Although email has long been the communications channel of choice for phishing campaigns, it's not the only one. Phishing has proven remarkably adaptable since it first cropped up about 25 years ago. A crafty phishing message may slide into your direct messages (DMs) on social media, pop up on your phone as a text message, or even arrive in the form of a suspicious voice mail message (that one's called vishing). Since hackers are just starting to explore how generative AI and phishing go together, it's not a stretch to imagine that these kinds of campaigns will become more frequent and sophisticated in the future – or that cyber attackers might use AI to initiate multichannel campaigns so they can increase their chances of success.

Use a password manager

A password manager can also help you stay one step ahead of phishing attacks. You can use a password manager to make sure employees are only able to enter their passwords on verified domains, which stops most phishing attacks in their tracks. A phishing email often directs its victims to fake websites that are carefully designed to look like the real thing, inviting them to enter their passwords and provide other sensitive information that cyber criminals can then scoop up and use as they please.

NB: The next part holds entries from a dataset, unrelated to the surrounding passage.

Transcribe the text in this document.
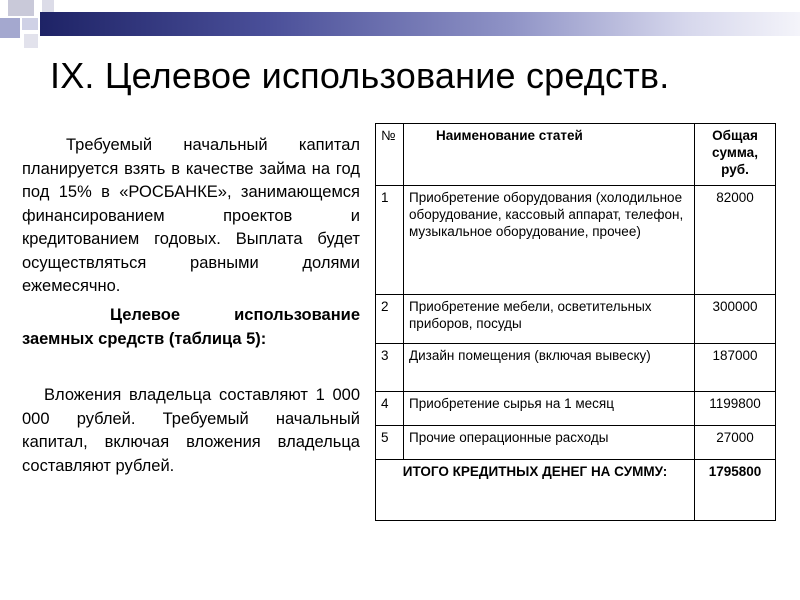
IX. Целевое использование средств.

Требуемый начальный капитал планируется взять в качестве займа на год под 15% в «РОСБАНКЕ», занимающемся финансированием проектов и кредитованием годовых. Выплата будет осуществляться равными долями ежемесячно.

Целевое использование заемных средств (таблица 5):

Вложения владельца составляют 1 000 000 рублей. Требуемый начальный капитал, включая вложения владельца составляют рублей.

№	Наименование статей	Общая сумма, руб.
1	Приобретение оборудования (холодильное оборудование, кассовый аппарат, телефон, музыкальное оборудование, прочее)	82000
2	Приобретение мебели, осветительных приборов, посуды	300000
3	Дизайн помещения (включая вывеску)	187000
4	Приобретение сырья на 1 месяц	1199800
5	Прочие операционные расходы	27000
ИТОГО КРЕДИТНЫХ ДЕНЕГ НА СУММУ:		1795800
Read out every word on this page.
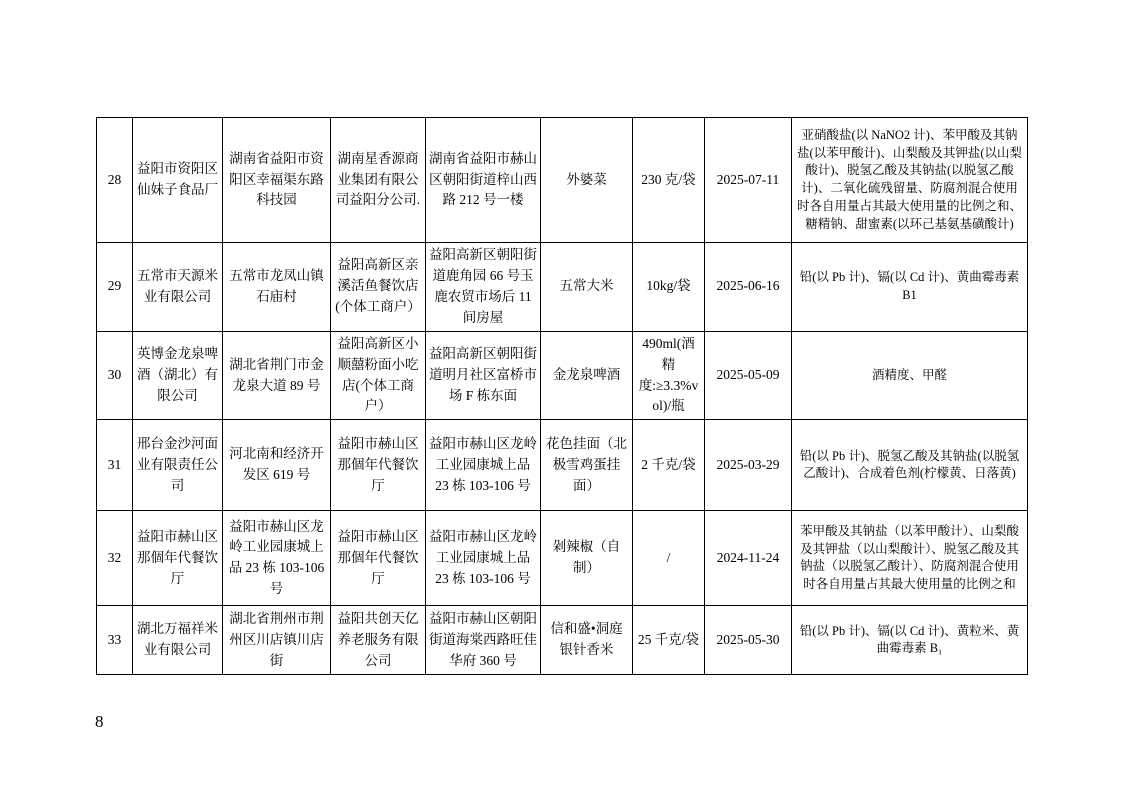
28	益阳市资阳区仙妹子食品厂	湖南省益阳市资阳区幸福渠东路科技园	湖南星香源商业集团有限公司益阳分公司.	湖南省益阳市赫山区朝阳街道梓山西路 212 号一楼	外婆菜	230 克/袋	2025-07-11	亚硝酸盐(以 NaNO2 计)、苯甲酸及其钠盐(以苯甲酸计)、山梨酸及其钾盐(以山梨酸计)、脱氢乙酸及其钠盐(以脱氢乙酸计)、二氧化硫残留量、防腐剂混合使用时各自用量占其最大使用量的比例之和、糖精钠、甜蜜素(以环己基氨基磺酸计)
29	五常市天源米业有限公司	五常市龙凤山镇石庙村	益阳高新区亲溪活鱼餐饮店(个体工商户）	益阳高新区朝阳街道鹿角园 66 号玉鹿农贸市场后 11 间房屋	五常大米	10kg/袋	2025-06-16	铅(以 Pb 计)、镉(以 Cd 计)、黄曲霉毒素 B1
30	英博金龙泉啤酒（湖北）有限公司	湖北省荆门市金龙泉大道 89 号	益阳高新区小顺囍粉面小吃店(个体工商户）	益阳高新区朝阳街道明月社区富桥市场 F 栋东面	金龙泉啤酒	490ml(酒精度:≥3.3%vol)/瓶	2025-05-09	酒精度、甲醛
31	邢台金沙河面业有限责任公司	河北南和经济开发区 619 号	益阳市赫山区那個年代餐饮厅	益阳市赫山区龙岭工业园康城上品 23 栋 103-106 号	花色挂面（北极雪鸡蛋挂面）	2 千克/袋	2025-03-29	铅(以 Pb 计)、脱氢乙酸及其钠盐(以脱氢乙酸计)、合成着色剂(柠檬黄、日落黄)
32	益阳市赫山区那個年代餐饮厅	益阳市赫山区龙岭工业园康城上品 23 栋 103-106 号	益阳市赫山区那個年代餐饮厅	益阳市赫山区龙岭工业园康城上品 23 栋 103-106 号	剁辣椒（自制）	/	2024-11-24	苯甲酸及其钠盐（以苯甲酸计）、山梨酸及其钾盐（以山梨酸计）、脱氢乙酸及其钠盐（以脱氢乙酸计）、防腐剂混合使用时各自用量占其最大使用量的比例之和
33	湖北万福祥米业有限公司	湖北省荆州市荆州区川店镇川店街	益阳共创天亿养老服务有限公司	益阳市赫山区朝阳街道海棠西路旺佳华府 360 号	信和盛•洞庭银针香米	25 千克/袋	2025-05-30	铅(以 Pb 计)、镉(以 Cd 计)、黄粒米、黄曲霉毒素 B₁
8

With a password manager restricting password entry to verified sites only, you can significantly reduce the chances that your employees will accidentally enter their passwords on fraudulent sites.

Get ready for generative AI phishing attacks

While AI can be a tool for good, it can unfortunately also be used for nefarious purposes. Cyber attackers are already considering how generative AI could help them launch highly effective phishing campaigns in less time. Don't panic, though. There's time to prepare. By taking a few simple steps to protect your business now, you will be in a stronger position to prevent AI phishing attacks from compromising your business as they start showing up.